Overview
Jupyter notebooks served as a validation layer for the whole pipeline in this project,ensuring that every logical step was verified separately before being included to production scripts. In addition to assuring that the final scripts were based on previously validated logic and results, this dual-track method produced a documented audit trail of the development process.
ETL Notebooks
Extraction — extraction_validation.ipynb
This notebook covers the design and testing of the data extraction pipeline. Its workflow proceeds as follows:
World Bank: Before a dependable implementation was developed, several iterations of the API request were tried. At first, testing was restricted to two indicators for a shorter range of years. The entire indicator set and all accessible years were added to the extraction template after the pattern was verified.
OECD: The OECD Data Explorer’s URL generator was used to produce a valid API endpoint. The trial-and-error process and the final URL structure are documented and explained within the notebook.
USPTO: The patent and inventor files are substantial in size — roughly 2.1 GB combined, with the inventor dataset alone containing approximately 23.7 million rows. Both files were downloaded in chunked batches from the public S3 source. Chunk size was determined empirically: sizes were tested against local RAM utilization, and a value of 500,000 rows per chunk was selected as the safe upper bound for the used local system.
Transformation — transformation_validation.ipynb
This notebook documents all data quality checks, format corrections, and join logic applied to the raw datasets.
World Bank: Initial checks covered data types, null patterns, and country code formatting. Individual country codes were declared and validated within the notebook.
OECD: The full MSTI dataset was inspected and filtered to retain only the four indicators selected for this study. The notebook reports the complete indicator list present in the raw data.
USPTO: In accordance with the extraction stage, all processing was done in segments. The processed row counts for each file are displayed in the cell outputs: 23,753,556 rows from g_inventor_disambiguated.tsv and 9,361,444 rows from g_patent.tsv.
A data type discrepancy between the patent and inventor files that required to be fixed before merging was verified by quality tests. Another significant problem discovered was that the inventor file only had a location_id field rather than a nation or country code column. In order to resolve location identifiers to country names, a third file, g_location_disambiguated.tsv, had to be downloaded. In order to be consistent with the World Bank and OECD datasets, country codes that were originally in ISO alpha-2 format were changed to alpha-3 format after the join.
The notebook concludes with a section documenting all merging operations and the resulting analytical subsets.
Load — load.ipynb
The load stage required no complex transformation.
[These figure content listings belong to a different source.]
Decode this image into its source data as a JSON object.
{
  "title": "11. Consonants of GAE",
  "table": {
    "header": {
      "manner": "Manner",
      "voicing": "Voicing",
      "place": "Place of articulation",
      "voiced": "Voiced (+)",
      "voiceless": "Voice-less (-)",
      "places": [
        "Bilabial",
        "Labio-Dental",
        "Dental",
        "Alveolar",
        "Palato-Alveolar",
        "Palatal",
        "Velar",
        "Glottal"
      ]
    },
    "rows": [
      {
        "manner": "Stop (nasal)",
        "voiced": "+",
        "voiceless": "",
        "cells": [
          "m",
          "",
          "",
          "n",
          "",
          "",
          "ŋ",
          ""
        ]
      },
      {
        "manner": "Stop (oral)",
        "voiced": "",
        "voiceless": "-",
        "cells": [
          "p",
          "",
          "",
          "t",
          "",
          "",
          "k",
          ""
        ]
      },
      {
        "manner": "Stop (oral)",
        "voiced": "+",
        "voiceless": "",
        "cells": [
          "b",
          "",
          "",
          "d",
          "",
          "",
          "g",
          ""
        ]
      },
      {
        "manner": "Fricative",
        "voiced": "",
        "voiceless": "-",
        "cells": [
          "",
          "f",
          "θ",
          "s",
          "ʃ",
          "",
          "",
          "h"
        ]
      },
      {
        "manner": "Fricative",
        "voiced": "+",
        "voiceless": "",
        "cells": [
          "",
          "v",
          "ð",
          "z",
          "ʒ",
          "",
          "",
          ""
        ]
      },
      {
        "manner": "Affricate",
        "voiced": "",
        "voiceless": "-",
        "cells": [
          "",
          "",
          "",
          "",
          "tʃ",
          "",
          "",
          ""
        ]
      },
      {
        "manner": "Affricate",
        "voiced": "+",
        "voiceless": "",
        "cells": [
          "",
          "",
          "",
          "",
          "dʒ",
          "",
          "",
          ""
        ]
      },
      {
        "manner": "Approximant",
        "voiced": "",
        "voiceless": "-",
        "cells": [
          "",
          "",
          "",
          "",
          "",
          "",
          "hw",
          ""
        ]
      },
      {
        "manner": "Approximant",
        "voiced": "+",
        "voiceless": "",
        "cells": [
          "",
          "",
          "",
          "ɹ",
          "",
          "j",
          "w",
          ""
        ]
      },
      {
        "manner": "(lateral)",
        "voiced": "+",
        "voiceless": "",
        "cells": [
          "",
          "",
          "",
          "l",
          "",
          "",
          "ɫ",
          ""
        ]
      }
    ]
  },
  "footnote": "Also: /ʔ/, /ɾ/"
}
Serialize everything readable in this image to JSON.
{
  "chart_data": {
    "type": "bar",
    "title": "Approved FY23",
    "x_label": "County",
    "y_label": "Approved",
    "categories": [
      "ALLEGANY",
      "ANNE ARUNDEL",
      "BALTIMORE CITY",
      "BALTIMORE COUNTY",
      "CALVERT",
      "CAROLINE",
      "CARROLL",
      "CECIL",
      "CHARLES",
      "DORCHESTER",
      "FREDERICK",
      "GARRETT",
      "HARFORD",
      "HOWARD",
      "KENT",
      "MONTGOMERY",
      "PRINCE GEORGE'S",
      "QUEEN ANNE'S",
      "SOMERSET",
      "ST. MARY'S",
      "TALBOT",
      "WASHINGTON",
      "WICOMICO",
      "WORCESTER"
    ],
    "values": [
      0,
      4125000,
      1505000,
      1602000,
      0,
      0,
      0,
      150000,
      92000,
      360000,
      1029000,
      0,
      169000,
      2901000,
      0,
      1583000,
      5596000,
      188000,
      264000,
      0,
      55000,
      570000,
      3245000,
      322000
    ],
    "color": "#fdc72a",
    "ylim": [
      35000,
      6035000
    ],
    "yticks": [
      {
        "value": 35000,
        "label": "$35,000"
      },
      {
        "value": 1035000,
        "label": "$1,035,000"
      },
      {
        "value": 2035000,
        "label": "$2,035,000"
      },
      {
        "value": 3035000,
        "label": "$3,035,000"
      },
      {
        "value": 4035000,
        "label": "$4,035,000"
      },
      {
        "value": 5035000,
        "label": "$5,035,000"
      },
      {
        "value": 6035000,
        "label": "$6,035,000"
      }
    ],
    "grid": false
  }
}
Its primary function was converting the cleaned and merged .csv files into .parquet format for efficient downstream querying. Both .csv and .parquet versions of all datasets were saved in the local processed/ directory.
Analysis Notebook
analysis_test.ipynb
The project’s analytical center is this notebook. During the analysis stage, it documents all exploratory concepts, statistical tests, interim results, and interpretation choices. Each of the primary or secondary research questions stated in the Index page corresponds to each of the eight sections that make up the notebook.
The conclusions from this notebook, which were ultimately implemented by the model.py script, are summarized on the dedicated Analysis and Results page.
Chunked Reads
Instead of fully loading into RAM, large USPTO files are processed in predetermined 500,000-row batches.To ensure consistent RAM utilization, this consistent chunking technique is used for extraction, transformation, and analysis.The process operates dependably without manual monitoring or performance anxiety thanks to the removal of memory crashes and resource limitations.